In an asynchronous and remote environment, confidence is a bit like physical fitness. It takes work to build and it deteriorates at a constant rate if not maintained actively and consistently.
It is also solely in your control.
Confidence is built through transparency and reliability. Each of us depends on many others at the company. For us to be confident that we can succeed with the tasks in our control, we have to be sure that the tasks out of our control are going to be ready in the time and form we expect. OR that new information that requires a change of plans is available as soon as it can be. The best way to enable this is for each member of the team to proactively share accessible information about their work.
Just like professional basketball players calling out repeatedly where they are on the court so the point guard can hit them with a blind pass, successful high velocity team coordination depends on a plan and constant, clear communication of how that plan is progressing and changing.
Even if someone is eating and sleeping in healthy ways, they cannot build physical fitness without physical exercise - repetition under load. The absence of exercise means the loss of fitness; we cannot maintain a fitness level without inputting sustained effort. This is the reality of our biology.
Similarly, the absence of information leads to a loss of confidence, not the maintenance of it. Because of the ever-changing environment of a startup and the unpredictable external forces it operates within, no plan stays the same from start to finish. We are all constantly making dynamic updates and lateral moves to sidestep issues and keep the overall program moving forward. We’re acutely aware that no plan survives first contact so an absence of information flow means ambiguity and uncertainty. In other words, no news is the same as bad news.

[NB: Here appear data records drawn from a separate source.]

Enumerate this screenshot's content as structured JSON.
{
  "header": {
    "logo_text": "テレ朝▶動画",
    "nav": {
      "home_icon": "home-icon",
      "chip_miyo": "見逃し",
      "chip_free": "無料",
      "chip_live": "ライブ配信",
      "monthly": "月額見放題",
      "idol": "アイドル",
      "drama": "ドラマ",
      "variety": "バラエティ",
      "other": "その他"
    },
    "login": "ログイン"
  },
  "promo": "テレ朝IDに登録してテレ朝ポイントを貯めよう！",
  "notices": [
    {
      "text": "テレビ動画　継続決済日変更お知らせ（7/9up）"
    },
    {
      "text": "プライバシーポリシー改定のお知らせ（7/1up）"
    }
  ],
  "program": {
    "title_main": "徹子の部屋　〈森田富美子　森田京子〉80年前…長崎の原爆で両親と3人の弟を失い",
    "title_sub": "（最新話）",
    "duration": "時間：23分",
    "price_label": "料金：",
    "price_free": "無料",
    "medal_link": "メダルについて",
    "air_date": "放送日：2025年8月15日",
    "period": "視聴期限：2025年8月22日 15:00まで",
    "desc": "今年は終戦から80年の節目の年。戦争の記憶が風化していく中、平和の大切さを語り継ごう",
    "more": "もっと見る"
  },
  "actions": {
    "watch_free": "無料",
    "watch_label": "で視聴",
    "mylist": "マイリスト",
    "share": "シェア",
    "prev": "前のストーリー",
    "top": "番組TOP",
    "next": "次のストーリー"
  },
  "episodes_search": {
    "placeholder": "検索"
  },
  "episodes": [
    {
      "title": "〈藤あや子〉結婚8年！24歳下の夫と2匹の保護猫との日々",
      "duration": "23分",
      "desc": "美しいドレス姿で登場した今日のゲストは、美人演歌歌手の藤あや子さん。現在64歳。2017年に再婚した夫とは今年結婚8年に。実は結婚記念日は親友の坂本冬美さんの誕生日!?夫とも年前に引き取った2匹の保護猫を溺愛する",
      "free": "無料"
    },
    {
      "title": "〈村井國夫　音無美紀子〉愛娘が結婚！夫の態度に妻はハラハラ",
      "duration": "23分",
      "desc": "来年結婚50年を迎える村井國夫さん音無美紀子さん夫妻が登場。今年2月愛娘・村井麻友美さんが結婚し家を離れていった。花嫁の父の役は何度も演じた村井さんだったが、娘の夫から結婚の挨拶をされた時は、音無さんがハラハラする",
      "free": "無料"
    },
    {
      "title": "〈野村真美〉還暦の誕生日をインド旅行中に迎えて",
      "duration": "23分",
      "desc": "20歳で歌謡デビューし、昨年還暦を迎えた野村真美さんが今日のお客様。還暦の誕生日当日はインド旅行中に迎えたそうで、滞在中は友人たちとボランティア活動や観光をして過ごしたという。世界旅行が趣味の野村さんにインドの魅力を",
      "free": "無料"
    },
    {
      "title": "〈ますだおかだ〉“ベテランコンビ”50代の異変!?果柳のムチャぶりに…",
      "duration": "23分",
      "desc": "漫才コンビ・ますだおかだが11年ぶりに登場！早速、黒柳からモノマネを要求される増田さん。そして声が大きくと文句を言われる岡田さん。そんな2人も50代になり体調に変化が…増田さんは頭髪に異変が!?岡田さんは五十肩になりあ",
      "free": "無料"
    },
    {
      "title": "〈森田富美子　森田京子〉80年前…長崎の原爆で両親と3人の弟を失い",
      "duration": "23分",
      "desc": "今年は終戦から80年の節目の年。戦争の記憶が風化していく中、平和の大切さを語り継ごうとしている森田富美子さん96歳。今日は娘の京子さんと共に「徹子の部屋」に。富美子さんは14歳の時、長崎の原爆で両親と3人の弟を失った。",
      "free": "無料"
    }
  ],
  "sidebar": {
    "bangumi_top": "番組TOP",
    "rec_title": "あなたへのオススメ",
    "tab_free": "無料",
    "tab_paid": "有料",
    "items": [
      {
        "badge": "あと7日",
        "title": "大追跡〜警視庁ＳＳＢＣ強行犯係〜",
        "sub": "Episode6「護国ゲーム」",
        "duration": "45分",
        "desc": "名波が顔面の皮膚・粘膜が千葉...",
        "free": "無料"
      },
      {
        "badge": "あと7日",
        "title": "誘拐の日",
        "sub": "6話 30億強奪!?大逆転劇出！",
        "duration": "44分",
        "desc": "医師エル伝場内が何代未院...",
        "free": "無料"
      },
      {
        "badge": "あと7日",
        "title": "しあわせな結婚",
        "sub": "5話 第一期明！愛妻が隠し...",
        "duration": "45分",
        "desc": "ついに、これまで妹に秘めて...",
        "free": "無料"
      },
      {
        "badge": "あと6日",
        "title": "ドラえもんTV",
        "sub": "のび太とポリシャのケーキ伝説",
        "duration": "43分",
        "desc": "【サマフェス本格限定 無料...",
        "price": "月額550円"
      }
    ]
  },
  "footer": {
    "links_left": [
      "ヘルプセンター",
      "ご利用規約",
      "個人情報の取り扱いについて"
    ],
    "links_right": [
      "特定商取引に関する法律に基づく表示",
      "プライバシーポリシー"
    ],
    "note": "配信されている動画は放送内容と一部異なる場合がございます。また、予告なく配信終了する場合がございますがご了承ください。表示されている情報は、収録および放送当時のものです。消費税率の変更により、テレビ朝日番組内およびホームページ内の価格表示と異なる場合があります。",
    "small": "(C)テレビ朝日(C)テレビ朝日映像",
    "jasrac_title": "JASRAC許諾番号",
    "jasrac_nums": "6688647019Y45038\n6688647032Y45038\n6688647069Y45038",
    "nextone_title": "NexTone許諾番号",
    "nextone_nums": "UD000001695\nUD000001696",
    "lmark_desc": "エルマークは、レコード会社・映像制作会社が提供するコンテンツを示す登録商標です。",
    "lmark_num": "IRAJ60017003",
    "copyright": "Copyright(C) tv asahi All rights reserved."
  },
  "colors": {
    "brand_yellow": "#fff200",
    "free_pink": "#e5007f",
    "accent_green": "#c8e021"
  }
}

Even if there is no new information being shared and everything is going exactly to plan, communication of that fact lets others proceed without breaking stride, confident that they don’t need to be changing course based on new facts.
This paradigm exists in all directions for dependency (any working relationship where someone relies on someone else). For example, to build confidence, an IC needs to communicate to project stakeholders and down to their manager what is and is not on track so the information can drive priorities and resource decisions. Equally important, leadership and managers must communicate through their direct reports as soon as they know of a company or individual priorities change. Without consistent discoverable communication in all directions, someone is operating in the absence of information and losing confidence.